武田信虎には、妊婦の腹を裂いて胎児を取り出した、という伝説があり、今回のお話はそれをモチーフとしたもの。
もちろんこれは諸記録にみえないので伝説に過ぎません。しかも、妊婦の腹裂き伝説というのは暴君とされる人物には付き物*1のお話。つまり、暴君といえば妊婦の腹を裂く、妊婦の腹を裂くといえば暴君、ということになってるわけで、この伝説は暴君であることを強調するために作られた可能性が高い。
だいたい信虎という人物は、戦国の英雄信玄が忠孝の道に背いてまで追放したということで、かなりのハンデを負っている。つまり、「信玄様のようなエライ方が、敢えて追放したのだからこれは相当な悪人だったに違いない」、このような史観によって誹謗脚色されてしまう。
このような歪められた史観に貶められた人物の復権を図りたいけど、大河ドラマでこれをやられてしまっては、信虎公の復権はかなり困難ですわな。

今川氏輝・彦五郎兄弟の死

駿河守護今川家当主である今川氏輝が没したのは天文五年(1536)3月17日のこと。

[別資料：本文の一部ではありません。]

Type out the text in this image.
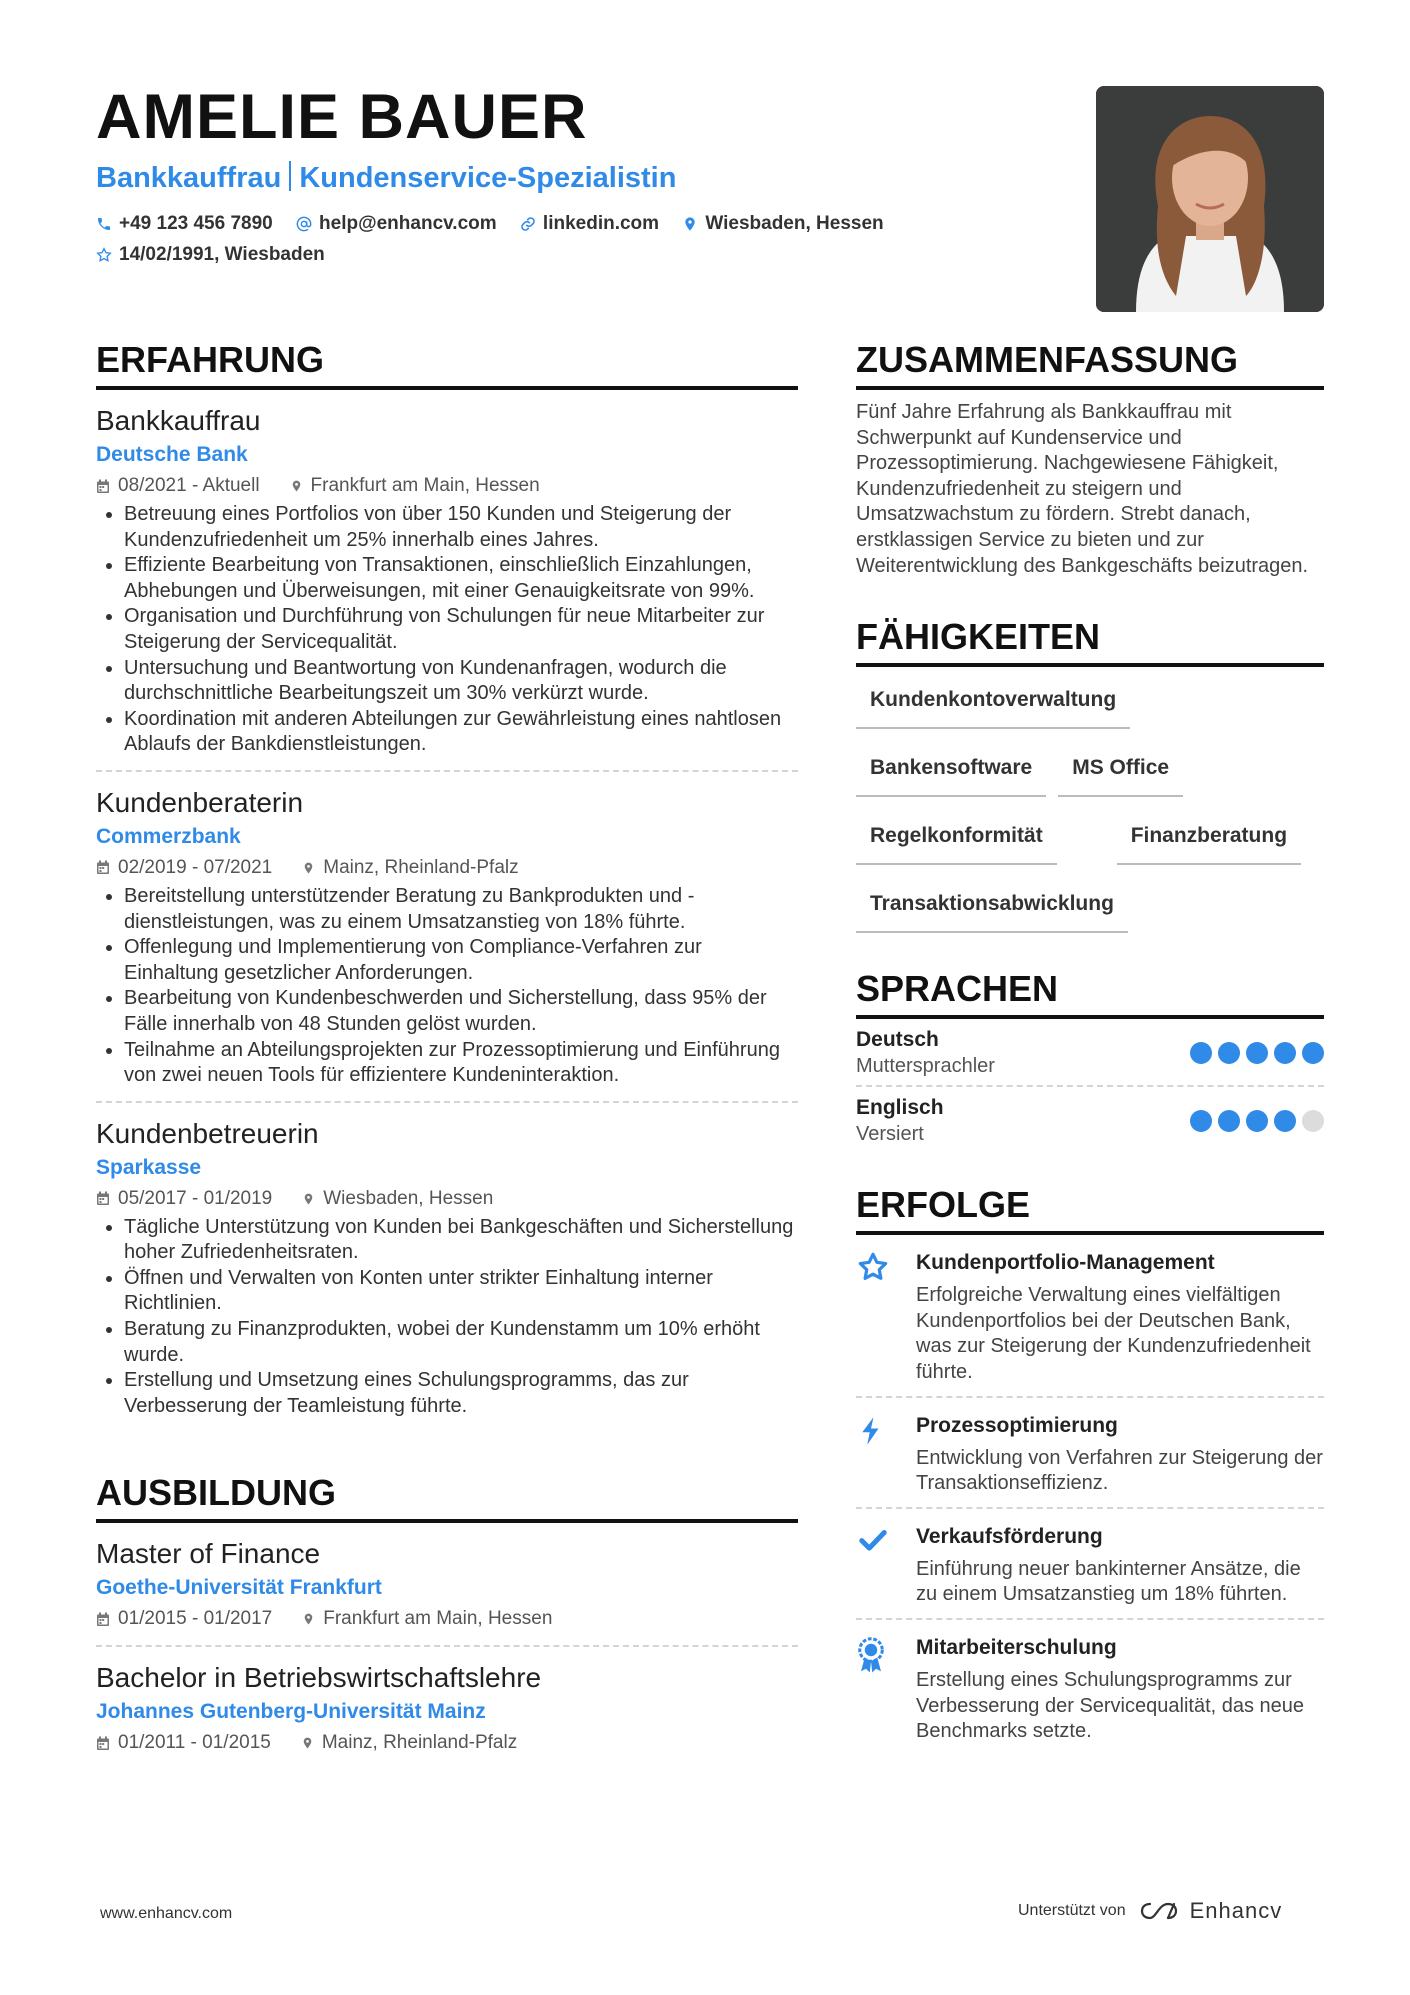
AMELIE BAUER
Bankkauffrau Kundenservice-Spezialistin
+49 123 456 7890
help@enhancv.com
linkedin.com
Wiesbaden, Hessen

14/02/1991, Wiesbaden
ERFAHRUNG
Bankkauffrau
Deutsche Bank
08/2021 - Aktuell	Frankfurt am Main, Hessen
• Betreuung eines Portfolios von über 150 Kunden und Steigerung der Kundenzufriedenheit um 25% innerhalb eines Jahres.
• Effiziente Bearbeitung von Transaktionen, einschließlich Einzahlungen, Abhebungen und Überweisungen, mit einer Genauigkeitsrate von 99%.
• Organisation und Durchführung von Schulungen für neue Mitarbeiter zur Steigerung der Servicequalität.
• Untersuchung und Beantwortung von Kundenanfragen, wodurch die durchschnittliche Bearbeitungszeit um 30% verkürzt wurde.
• Koordination mit anderen Abteilungen zur Gewährleistung eines nahtlosen Ablaufs der Bankdienstleistungen.
Kundenberaterin
Commerzbank
02/2019 - 07/2021	Mainz, Rheinland-Pfalz
• Bereitstellung unterstützender Beratung zu Bankprodukten und -dienstleistungen, was zu einem Umsatzanstieg von 18% führte.
• Offenlegung und Implementierung von Compliance-Verfahren zur Einhaltung gesetzlicher Anforderungen.
• Bearbeitung von Kundenbeschwerden und Sicherstellung, dass 95% der Fälle innerhalb von 48 Stunden gelöst wurden.
• Teilnahme an Abteilungsprojekten zur Prozessoptimierung und Einführung von zwei neuen Tools für effizientere Kundeninteraktion.
Kundenbetreuerin
Sparkasse
05/2017 - 01/2019	Wiesbaden, Hessen
• Tägliche Unterstützung von Kunden bei Bankgeschäften und Sicherstellung hoher Zufriedenheitsraten.
• Öffnen und Verwalten von Konten unter strikter Einhaltung interner Richtlinien.
• Beratung zu Finanzprodukten, wobei der Kundenstamm um 10% erhöht wurde.
• Erstellung und Umsetzung eines Schulungsprogramms, das zur Verbesserung der Teamleistung führte.
AUSBILDUNG
Master of Finance
Goethe-Universität Frankfurt
01/2015 - 01/2017	Frankfurt am Main, Hessen
Bachelor in Betriebswirtschaftslehre
Johannes Gutenberg-Universität Mainz
01/2011 - 01/2015	Mainz, Rheinland-Pfalz
ZUSAMMENFASSUNG
Fünf Jahre Erfahrung als Bankkauffrau mit Schwerpunkt auf Kundenservice und Prozessoptimierung. Nachgewiesene Fähigkeit, Kundenzufriedenheit zu steigern und Umsatzwachstum zu fördern. Strebt danach, erstklassigen Service zu bieten und zur Weiterentwicklung des Bankgeschäfts beizutragen.
FÄHIGKEITEN
Kundenkontoverwaltung
Bankensoftware	MS Office
Regelkonformität	Finanzberatung
Transaktionsabwicklung
SPRACHEN
Deutsch
Muttersprachler
Englisch
Versiert
ERFOLGE
Kundenportfolio-Management
Erfolgreiche Verwaltung eines vielfältigen Kundenportfolios bei der Deutschen Bank, was zur Steigerung der Kundenzufriedenheit führte.
Prozessoptimierung
Entwicklung von Verfahren zur Steigerung der Transaktionseffizienz.
Verkaufsförderung
Einführung neuer bankinterner Ansätze, die zu einem Umsatzanstieg um 18% führten.
Mitarbeiterschulung
Erstellung eines Schulungsprogramms zur Verbesserung der Servicequalität, das neue Benchmarks setzte.
www.enhancv.com	Unterstützt von	Enhancv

史料に乏しく、死の状況について詳しいことは分かっていないのですが、その死を不審とみるのに充分なだけの材料は揃っています。
第一に、氏輝はこの年の初めに小田原城へ赴き、後北条氏の歓待を受け、数日前に帰還したばかりであること。しかも帰りに熱海で湯治しつつ歌会に興じており、帰った途端の死は唐突な印象が強い。
第二に、同母弟彦五郎が同日にやはり死去していること。兄弟同時にというのは、どう考えても不自然。
そして第三は、今川側の史料にこの出来事が見えないこと。それゆえに詳しい事情が分からないのでありますが、今川家としてはあまり触れたくない出来事だったのではないか。
これらを鑑みるに、病死説は成り立ちにくいでしょう。あとは自殺(心中)か他殺か、はたまた事故死か、というところですけど、あまり決め手もない。しかし少なくとも玄広恵探・福島越前守派が関与した可能性は低いでしょう。なぜなら、もし彼らが関与していれば、栴岳承芳*2側がこんな絶好の大義名分を見過ごすわけがないだろうし、乱後も喧伝してしかるべきところにも関わらず、そのような痕跡が見当たらないからです。

*1:殷の紂王や武烈天皇松平忠直など。紂王については知りませんが、武烈天皇松平忠直もそのような行為があったとは思われない。

*2:ドラマでは梅岳承芳となっているが、「栴」と「梅」の字が似ているがための誤伝だそうな。